The Fire Within: A Requiem for Katia and Maurice Krafft
‘The devil’s throat’, ‘the devil’s lair’, ‘the devil’s cauldron’: if volcanoes are the hearth of the devil, there is no question that Satan has an irresistible allure. To watch the earth split asunder and spew up its entrails in a roiling inferno is to encounter the elemental turbulence that festers underneath the stable ground we tread. It shakes all certainty to its core. It brings us face to face with all our cultural imaginings of the rage of apocalypse, and we cannot take our eyes off it.
Drawn by this magnetic force, French volcanologists Katia Krafft and Maurice Krafft started their careers taking scientific measurements at the site of volcanic eruptions, using film as a tool for observation and study, but they were increasingly consumed by the passion for filming the eruptions that would eventually – literally – consume them.
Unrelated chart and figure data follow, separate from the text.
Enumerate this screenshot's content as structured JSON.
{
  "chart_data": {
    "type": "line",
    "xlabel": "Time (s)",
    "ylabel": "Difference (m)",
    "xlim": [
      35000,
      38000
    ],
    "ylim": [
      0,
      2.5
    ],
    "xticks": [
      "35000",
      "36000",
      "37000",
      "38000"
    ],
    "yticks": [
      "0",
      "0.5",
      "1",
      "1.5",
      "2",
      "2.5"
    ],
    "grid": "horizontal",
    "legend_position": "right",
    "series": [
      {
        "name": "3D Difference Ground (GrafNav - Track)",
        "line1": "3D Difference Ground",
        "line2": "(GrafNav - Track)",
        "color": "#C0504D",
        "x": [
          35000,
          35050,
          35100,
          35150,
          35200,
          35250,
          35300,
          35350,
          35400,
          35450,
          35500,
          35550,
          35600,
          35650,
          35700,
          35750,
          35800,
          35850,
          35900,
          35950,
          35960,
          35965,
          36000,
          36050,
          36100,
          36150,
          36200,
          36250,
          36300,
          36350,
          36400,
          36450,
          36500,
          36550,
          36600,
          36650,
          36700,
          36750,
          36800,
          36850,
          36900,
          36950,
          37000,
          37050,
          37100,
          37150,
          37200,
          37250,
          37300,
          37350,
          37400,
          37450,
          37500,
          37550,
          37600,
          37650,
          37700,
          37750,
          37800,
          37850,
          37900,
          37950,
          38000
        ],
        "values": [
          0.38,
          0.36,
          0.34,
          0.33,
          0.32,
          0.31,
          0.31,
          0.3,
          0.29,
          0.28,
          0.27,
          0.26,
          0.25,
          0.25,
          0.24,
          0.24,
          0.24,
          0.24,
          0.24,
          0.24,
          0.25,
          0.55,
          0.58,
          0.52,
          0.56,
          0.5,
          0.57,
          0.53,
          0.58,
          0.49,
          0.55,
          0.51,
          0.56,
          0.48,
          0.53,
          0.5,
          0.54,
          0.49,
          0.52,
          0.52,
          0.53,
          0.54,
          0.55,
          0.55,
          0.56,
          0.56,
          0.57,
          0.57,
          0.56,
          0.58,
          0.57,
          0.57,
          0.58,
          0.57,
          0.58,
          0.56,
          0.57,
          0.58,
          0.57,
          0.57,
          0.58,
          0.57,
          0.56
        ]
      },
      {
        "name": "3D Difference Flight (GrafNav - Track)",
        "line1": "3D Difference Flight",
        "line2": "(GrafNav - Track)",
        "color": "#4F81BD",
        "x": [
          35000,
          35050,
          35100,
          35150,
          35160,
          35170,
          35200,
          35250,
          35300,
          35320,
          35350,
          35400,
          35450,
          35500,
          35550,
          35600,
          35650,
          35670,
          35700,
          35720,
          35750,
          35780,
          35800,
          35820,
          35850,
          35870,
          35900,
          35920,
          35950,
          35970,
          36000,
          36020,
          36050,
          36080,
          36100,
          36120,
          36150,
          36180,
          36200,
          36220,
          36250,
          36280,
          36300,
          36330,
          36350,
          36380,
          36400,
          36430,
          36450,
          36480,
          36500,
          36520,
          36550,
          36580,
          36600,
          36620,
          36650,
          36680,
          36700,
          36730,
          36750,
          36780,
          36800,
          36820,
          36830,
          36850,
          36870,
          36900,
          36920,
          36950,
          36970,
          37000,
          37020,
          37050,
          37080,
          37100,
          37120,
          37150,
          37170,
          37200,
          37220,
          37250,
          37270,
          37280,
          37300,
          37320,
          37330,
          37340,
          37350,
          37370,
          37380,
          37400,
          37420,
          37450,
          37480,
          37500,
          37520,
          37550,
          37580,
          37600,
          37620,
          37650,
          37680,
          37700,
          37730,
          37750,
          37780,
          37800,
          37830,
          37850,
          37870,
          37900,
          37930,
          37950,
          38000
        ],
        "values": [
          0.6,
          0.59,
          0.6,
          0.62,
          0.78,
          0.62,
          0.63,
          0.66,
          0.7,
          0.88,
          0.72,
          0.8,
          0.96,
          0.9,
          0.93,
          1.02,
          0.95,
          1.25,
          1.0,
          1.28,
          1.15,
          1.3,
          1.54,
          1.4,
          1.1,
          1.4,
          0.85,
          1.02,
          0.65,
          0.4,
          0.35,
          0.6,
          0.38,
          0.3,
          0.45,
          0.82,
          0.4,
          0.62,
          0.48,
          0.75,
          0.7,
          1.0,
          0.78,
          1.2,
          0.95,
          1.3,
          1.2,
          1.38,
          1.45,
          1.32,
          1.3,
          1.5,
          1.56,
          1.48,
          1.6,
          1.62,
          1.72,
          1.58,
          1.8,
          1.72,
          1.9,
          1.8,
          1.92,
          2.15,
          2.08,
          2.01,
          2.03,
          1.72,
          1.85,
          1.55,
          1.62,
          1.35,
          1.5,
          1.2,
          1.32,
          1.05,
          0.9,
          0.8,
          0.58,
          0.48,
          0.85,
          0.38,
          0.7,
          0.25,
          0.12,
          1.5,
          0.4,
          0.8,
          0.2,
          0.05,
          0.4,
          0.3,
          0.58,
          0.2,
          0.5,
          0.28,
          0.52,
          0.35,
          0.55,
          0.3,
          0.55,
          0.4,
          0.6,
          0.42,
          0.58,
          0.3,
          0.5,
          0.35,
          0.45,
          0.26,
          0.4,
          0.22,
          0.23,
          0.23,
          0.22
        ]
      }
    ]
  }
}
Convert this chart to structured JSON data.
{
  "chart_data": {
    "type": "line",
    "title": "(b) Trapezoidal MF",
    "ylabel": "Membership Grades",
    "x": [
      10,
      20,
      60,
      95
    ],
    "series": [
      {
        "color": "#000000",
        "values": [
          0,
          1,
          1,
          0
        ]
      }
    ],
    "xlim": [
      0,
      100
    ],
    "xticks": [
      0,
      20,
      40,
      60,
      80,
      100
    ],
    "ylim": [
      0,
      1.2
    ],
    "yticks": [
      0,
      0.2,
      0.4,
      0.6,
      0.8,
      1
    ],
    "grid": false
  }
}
Fearless, reckless, obsessed: drawn ever closer they were aware of the risks they took, but said it was essential that their study of volcanoes be done close-up. This proximity produced an archive of breath-taking footage. As their filmmaking evolved, their cinematography gradually changed from pedestrian documentation to cinematic masterpieces: images of the land ‘as we have never seen it’, as director Werner Herzog says: ‘They were able to descend into the inferno and wrestle an image from the very claws of the devil.’ Herzog’s documentary, The Fire Within: A Requiem for Katia and Maurice Krafft (2022), compiled largely from their own footage, is a tribute to the magnificence of their work.